Warum eigentlich haben sich Generationen von pubertierenden Jungs mit der Gitarre abgemüht? Haben sich die zarten Finger an rauen Saiten ruiniert? Alles nur, um die Mädels zu beeindrucken. Hätten sie geahnt, dass man das auch mit der Blockflöte machen kann, wären ihnen einige erspart geblieben. Aber die züchtigen Musiklehrer haben es verschwiegen. Ob aus Unkenntnis oder mit Absicht, das sei dahingestellt.

Aber Gott sei Dank gibt es ja Tobias Reisige und Wildes Holz. Das Trio war am Freitag zu Gast bei den Jazzfreunden Osterode und es hat nicht nur den kleinen Mädels imponiert. Am Ende des zweistündigen Konzerts tobte der ganze Saal, trotz des fortgeschrittenen Alters des Publikums.

Tobias Reisige hat noch ganz andere
Blockflöten im Arsenal. Fotos: tok 
Seit 1998 ist das Trio unterwegs und es hat eine Mission. Handgemacht Musik ist mehr als bedächtiges Sinnieren über die Schlechtigkeit der Welt. Auch unplugged kann richtig abgehen.

Ach ja, die Entstehungsgeschichte basiert auf jenen Zufällen, die die Musik manchmal  deutlich voranbringt. Auf jeden Fall hatten Tobias Reisige, Anto Karaula und Markus Conrads schon Erfahrungen in anderen Bands als sie 1998 in der Musikschule Recklinghausen aufeinander trafen. Seitdem ist die Musikwelt nicht mehr dieselbe.
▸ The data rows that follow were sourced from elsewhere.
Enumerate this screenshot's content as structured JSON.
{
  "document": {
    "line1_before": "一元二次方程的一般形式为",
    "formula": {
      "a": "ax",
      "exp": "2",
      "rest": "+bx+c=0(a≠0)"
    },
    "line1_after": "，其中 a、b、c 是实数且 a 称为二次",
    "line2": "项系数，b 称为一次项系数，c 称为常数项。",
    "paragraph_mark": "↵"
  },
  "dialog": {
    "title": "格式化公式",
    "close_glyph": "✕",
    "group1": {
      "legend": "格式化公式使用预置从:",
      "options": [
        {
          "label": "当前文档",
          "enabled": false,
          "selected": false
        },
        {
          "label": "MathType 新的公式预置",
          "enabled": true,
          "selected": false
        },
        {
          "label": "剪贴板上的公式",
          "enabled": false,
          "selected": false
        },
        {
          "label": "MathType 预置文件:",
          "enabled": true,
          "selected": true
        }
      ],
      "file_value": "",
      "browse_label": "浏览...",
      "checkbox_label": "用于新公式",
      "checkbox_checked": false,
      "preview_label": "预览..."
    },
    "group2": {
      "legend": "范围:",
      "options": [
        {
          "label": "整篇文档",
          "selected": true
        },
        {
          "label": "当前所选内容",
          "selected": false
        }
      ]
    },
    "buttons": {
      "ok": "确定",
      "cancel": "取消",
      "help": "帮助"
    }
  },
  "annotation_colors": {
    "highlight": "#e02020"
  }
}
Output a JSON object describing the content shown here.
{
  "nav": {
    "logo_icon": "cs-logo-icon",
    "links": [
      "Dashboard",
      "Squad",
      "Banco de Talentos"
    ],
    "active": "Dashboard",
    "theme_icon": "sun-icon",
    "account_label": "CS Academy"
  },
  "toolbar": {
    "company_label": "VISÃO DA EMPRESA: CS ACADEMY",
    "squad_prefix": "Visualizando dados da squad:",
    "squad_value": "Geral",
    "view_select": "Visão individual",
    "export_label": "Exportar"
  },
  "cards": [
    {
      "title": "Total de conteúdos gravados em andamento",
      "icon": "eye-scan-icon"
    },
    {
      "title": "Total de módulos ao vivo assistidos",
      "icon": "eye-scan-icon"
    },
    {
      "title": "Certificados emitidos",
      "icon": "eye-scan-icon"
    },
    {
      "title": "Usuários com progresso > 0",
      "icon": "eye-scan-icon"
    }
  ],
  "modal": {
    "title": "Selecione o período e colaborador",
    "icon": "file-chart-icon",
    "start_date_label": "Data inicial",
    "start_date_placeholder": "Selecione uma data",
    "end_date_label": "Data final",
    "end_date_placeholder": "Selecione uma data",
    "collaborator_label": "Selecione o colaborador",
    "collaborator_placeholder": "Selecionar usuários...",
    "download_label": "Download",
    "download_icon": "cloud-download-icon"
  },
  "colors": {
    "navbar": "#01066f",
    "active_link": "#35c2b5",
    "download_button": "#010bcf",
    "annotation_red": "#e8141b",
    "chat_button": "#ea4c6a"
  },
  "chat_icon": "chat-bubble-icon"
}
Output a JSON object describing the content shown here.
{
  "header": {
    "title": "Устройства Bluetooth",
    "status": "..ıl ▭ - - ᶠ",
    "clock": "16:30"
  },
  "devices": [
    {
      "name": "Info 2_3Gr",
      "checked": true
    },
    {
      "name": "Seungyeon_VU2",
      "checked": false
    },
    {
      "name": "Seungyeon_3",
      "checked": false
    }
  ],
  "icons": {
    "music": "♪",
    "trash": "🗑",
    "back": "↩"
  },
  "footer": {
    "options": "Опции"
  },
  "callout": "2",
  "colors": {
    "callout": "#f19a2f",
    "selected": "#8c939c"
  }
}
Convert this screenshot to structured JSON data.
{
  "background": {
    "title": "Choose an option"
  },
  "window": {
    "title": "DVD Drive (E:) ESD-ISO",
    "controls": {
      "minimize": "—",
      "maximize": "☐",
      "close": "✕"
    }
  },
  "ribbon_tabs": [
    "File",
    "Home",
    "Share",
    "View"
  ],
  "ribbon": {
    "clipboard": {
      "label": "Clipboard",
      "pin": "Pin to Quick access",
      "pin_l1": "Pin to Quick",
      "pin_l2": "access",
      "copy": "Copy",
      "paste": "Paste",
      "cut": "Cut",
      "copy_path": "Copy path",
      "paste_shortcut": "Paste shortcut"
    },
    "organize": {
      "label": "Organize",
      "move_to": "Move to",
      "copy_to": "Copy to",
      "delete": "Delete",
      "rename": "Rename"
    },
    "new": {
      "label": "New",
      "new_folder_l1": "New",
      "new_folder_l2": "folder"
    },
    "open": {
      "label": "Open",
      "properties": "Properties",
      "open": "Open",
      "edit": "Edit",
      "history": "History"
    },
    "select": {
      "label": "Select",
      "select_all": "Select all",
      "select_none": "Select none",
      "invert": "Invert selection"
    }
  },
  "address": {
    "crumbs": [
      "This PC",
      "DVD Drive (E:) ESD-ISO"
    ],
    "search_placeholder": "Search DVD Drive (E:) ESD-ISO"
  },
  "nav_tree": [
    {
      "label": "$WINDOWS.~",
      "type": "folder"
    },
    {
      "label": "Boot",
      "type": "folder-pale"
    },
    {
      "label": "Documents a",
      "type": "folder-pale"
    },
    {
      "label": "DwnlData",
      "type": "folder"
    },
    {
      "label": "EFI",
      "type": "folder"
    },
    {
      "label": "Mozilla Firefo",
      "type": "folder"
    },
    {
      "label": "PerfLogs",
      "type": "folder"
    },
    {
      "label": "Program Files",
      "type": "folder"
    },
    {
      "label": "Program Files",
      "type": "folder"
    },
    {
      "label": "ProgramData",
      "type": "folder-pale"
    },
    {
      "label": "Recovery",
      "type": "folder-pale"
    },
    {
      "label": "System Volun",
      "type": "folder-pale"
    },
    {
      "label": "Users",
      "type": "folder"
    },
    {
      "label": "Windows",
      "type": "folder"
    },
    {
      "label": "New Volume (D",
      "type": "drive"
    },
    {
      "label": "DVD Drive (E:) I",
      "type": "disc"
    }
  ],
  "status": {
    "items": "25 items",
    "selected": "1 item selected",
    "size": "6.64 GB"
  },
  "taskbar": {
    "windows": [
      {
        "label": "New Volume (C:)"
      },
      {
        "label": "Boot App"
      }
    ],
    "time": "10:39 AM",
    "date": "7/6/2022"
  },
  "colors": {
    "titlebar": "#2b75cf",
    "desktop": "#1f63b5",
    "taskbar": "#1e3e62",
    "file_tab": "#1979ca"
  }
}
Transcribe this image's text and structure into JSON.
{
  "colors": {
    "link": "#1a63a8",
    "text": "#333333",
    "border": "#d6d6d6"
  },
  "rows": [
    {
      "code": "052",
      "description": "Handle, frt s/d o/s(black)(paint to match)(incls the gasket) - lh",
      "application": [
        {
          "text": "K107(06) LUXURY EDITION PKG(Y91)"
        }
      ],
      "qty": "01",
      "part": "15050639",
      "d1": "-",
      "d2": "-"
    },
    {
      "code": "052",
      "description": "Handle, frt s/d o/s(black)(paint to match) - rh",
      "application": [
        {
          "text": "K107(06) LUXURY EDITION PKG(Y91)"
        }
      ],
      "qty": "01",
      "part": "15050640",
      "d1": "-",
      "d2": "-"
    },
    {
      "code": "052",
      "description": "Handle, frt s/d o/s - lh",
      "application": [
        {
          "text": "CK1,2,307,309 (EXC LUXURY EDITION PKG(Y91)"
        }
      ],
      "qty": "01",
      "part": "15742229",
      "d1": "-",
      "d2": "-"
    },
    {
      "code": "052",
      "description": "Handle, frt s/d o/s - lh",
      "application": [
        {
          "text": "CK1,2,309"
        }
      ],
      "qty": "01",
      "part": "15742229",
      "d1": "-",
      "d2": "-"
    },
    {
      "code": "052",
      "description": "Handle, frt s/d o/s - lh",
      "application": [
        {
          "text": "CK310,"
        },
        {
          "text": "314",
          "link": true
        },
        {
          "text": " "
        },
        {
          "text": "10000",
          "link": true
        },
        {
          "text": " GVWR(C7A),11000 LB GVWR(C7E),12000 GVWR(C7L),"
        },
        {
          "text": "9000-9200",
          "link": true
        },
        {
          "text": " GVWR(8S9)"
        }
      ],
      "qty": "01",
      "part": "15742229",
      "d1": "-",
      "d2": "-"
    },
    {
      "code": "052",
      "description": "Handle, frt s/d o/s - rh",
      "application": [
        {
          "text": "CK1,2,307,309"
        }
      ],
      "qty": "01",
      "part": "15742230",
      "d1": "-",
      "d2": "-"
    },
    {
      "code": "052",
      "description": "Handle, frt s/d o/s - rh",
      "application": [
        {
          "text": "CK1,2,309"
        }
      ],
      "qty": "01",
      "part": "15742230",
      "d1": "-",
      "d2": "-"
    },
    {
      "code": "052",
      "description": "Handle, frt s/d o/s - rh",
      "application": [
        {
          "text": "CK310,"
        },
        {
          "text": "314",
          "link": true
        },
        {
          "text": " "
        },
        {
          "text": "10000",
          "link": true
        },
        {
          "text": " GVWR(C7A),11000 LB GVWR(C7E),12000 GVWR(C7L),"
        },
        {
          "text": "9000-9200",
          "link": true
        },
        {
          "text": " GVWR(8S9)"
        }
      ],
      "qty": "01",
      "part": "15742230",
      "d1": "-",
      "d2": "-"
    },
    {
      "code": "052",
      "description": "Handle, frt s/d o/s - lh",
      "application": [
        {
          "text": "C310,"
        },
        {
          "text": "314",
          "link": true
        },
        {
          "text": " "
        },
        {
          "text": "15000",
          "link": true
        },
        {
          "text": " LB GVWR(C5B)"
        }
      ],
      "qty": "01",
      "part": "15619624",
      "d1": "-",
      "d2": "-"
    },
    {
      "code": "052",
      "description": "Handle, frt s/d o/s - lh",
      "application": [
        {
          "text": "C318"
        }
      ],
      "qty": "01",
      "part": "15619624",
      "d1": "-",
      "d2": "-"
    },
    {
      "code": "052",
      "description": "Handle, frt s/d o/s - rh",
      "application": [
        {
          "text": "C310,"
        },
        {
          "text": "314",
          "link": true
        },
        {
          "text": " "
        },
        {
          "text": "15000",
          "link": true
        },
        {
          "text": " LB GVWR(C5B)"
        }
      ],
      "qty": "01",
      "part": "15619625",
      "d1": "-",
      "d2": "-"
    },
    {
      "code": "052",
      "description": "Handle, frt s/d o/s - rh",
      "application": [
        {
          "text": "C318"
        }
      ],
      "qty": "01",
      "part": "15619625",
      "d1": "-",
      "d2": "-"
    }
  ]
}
Was machen sie eigentlich? Ist es Jazz? Ist es Akustik-Pop? Ist es Rock? Oder was ganz anderes? Doch, man muss schon die überstrapazierte Formulierung vom "Überwinden der Genregrenzen" bemühen, um annähernd zu beschreiben, was Wildes Holz. Wer es genauer wissen will, der muss die Band eben mal live erleben.

Mal swingt es, mal rockt es, mal bossa novat es und dann schimmern Klassik und Barock hindurch. Conrads, Karuala und Reisige bedienen sich sehr frech im Fundus der Musikgeschichte  und kreieren ihren sehr eigenen und gelegentlich eigenartigen Stil. Aber es funktioniert und es fasziniert.

Zumindest war das Publikum in der BBS 2 vom ersten Augenblick an in den Bann gezogen, obwohl die drei Musiker doch mit großen Vorschusslorbeeren angereist war. Das erste Set war noch so etwas wie ein Abtasten. Auch wenn das Tempo recht war, ging ruhiger zu als erwartet.

Karaula und Conrads sind weit aus mehr
als nur Begleitpersonal.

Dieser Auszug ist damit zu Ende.